Former President Donald Trump recently declared victory over one of these unwelcome regulations by pledging to scrap a new rule capping credit card late fees at $8. That regulation is set to go into effect in April 2025. This regulation was brought forth by the Biden Administration. It is all under the umbrella of a larger effort by the Biden administration to crack down on what they term “junk fees.” In a recent Truth Social post, Trump proposed capping credit card interest rates at 10%. His plan is to implement this amendment temporarily, beginning on January 20.
The average interest rate for credit cards in the United States is 20 percent. This extreme rate has a tremendous adverse economic impact on a vast majority of consumers. According to new data, U.S. households with credit card debt now carry an average balance of over $6,000. Especially with interest rates high as they are now, monthly fees can be over $100, which is a heavy burden on families’ budgets.
Trump’s proposal is part of his renewed focus on consumer financial issues as he campaigns for the 2024 presidential election. He threatened credit card companies with criminal liability should they fail to abide by his yet undefined limits on interest rates. His statement makes clear just how serious this wrong is. This call for reform has drawn attention from both parties, with Senators Bernie Sanders and Josh Hawley introducing bipartisan legislation that seeks to cap interest rates at 10% for five years.
Yet the effects of such actions have ignited discord among fiscal policy proponents and banking industry representatives. Opponents counter that capping rates will push consumers into less advantageous forms of credit. A joint statement from five U.S. banking bodies expressed concerns about the potential impact of Trump’s plan, noting that it could “reduce credit availability and be devastating for millions of American families and small businesses who rely on and value their credit cards, the very consumers this proposal intends to help.”
“of helping Americans access more affordable credit” – US banking bodies
Financial analysts have voiced similar apprehensions. Matt Britzman, a market analyst, warned that forcing companies to lower lending rates would “upend the basic economics of the industry.” He warned that these extreme reforms would push consumers into more unregulated and expensive forms of credit.
In response to Trump’s proposals, Senator Elizabeth Warren criticized the approach, stating, “Begging credit card companies to play nice is a joke.” Her comments reflect an increasing frustration across the aisle that financial institutions have an outsized effect on the welfare of consumers.

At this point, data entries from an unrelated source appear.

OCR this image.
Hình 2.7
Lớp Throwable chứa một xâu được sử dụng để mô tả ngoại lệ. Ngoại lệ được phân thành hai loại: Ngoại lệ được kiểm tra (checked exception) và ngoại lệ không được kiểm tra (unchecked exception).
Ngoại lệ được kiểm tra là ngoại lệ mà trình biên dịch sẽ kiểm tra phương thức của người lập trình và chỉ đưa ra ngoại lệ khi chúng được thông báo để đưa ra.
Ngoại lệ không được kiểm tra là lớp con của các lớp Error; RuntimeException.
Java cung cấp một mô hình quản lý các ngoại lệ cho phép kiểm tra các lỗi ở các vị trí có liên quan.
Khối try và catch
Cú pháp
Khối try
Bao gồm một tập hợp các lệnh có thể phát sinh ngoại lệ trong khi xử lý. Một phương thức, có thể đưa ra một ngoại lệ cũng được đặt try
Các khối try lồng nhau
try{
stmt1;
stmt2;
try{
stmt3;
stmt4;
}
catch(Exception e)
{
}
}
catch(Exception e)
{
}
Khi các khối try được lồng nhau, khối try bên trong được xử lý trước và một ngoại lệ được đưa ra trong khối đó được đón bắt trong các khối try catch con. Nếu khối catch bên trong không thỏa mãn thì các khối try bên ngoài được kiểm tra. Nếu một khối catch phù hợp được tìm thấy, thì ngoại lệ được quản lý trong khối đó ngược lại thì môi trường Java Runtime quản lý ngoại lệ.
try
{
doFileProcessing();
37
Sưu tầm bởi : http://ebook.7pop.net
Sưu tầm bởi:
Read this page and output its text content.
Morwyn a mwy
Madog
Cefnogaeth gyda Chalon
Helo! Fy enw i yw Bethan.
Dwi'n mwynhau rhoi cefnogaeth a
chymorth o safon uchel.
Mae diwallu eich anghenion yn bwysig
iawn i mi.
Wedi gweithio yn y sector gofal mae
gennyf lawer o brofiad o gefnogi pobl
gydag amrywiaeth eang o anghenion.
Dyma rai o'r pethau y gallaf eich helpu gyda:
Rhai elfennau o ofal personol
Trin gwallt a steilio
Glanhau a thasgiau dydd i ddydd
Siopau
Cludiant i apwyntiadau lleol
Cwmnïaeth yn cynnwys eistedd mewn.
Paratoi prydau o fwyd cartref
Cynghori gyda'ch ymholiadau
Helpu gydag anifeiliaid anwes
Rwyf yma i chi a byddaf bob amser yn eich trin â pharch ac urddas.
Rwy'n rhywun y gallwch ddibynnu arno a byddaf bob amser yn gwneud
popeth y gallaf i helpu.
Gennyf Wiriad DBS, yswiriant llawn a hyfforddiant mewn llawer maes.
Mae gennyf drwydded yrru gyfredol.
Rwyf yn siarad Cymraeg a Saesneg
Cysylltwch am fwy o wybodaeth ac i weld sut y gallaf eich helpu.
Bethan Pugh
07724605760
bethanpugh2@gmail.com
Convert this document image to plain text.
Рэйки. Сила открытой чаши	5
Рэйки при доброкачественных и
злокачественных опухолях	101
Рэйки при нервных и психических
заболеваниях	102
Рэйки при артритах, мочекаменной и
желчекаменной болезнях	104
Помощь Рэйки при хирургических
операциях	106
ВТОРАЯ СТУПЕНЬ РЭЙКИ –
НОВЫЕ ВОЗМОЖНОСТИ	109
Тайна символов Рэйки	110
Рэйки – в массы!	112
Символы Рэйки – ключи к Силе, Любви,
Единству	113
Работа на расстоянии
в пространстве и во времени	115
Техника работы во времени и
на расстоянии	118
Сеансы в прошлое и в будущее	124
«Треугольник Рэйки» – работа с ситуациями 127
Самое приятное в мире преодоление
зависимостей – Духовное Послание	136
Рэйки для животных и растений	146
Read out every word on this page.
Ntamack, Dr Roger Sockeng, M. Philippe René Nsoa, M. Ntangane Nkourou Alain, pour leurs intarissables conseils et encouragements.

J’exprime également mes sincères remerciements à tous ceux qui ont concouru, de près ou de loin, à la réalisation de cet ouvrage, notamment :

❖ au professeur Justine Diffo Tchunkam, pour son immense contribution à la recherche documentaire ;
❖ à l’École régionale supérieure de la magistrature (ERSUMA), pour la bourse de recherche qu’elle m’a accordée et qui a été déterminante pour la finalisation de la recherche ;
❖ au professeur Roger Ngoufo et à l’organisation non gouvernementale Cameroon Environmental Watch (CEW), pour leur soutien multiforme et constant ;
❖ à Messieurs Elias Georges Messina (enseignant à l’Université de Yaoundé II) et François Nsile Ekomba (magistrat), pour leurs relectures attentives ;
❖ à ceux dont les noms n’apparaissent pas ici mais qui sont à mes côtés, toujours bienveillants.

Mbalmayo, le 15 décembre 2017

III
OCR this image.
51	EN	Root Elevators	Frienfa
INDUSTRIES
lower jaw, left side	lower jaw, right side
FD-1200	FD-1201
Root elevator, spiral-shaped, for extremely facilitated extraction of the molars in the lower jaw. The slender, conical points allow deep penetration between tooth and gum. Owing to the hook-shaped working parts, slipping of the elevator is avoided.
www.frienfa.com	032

Market reactions to Trump’s announcement were swift. Stocks of bank and credit card companies tanked today. It only took investors a moment to see the dangers of what such a move could mean by limiting credit card costs. The new worm in the can is instability in the financial sector and the broader economy.
In 2022, a record high of 48% of U.S. households were paying interest on credit card debt, the Federal Reserve found. Yet any changes in credit policies will be felt acutely by these households. Here’s how Trump’s proposals would make life more affordable for consumers. Many experts warn that one of the biggest dangers may be that rising interest rates will create a tsunami of consequences to the broader economy.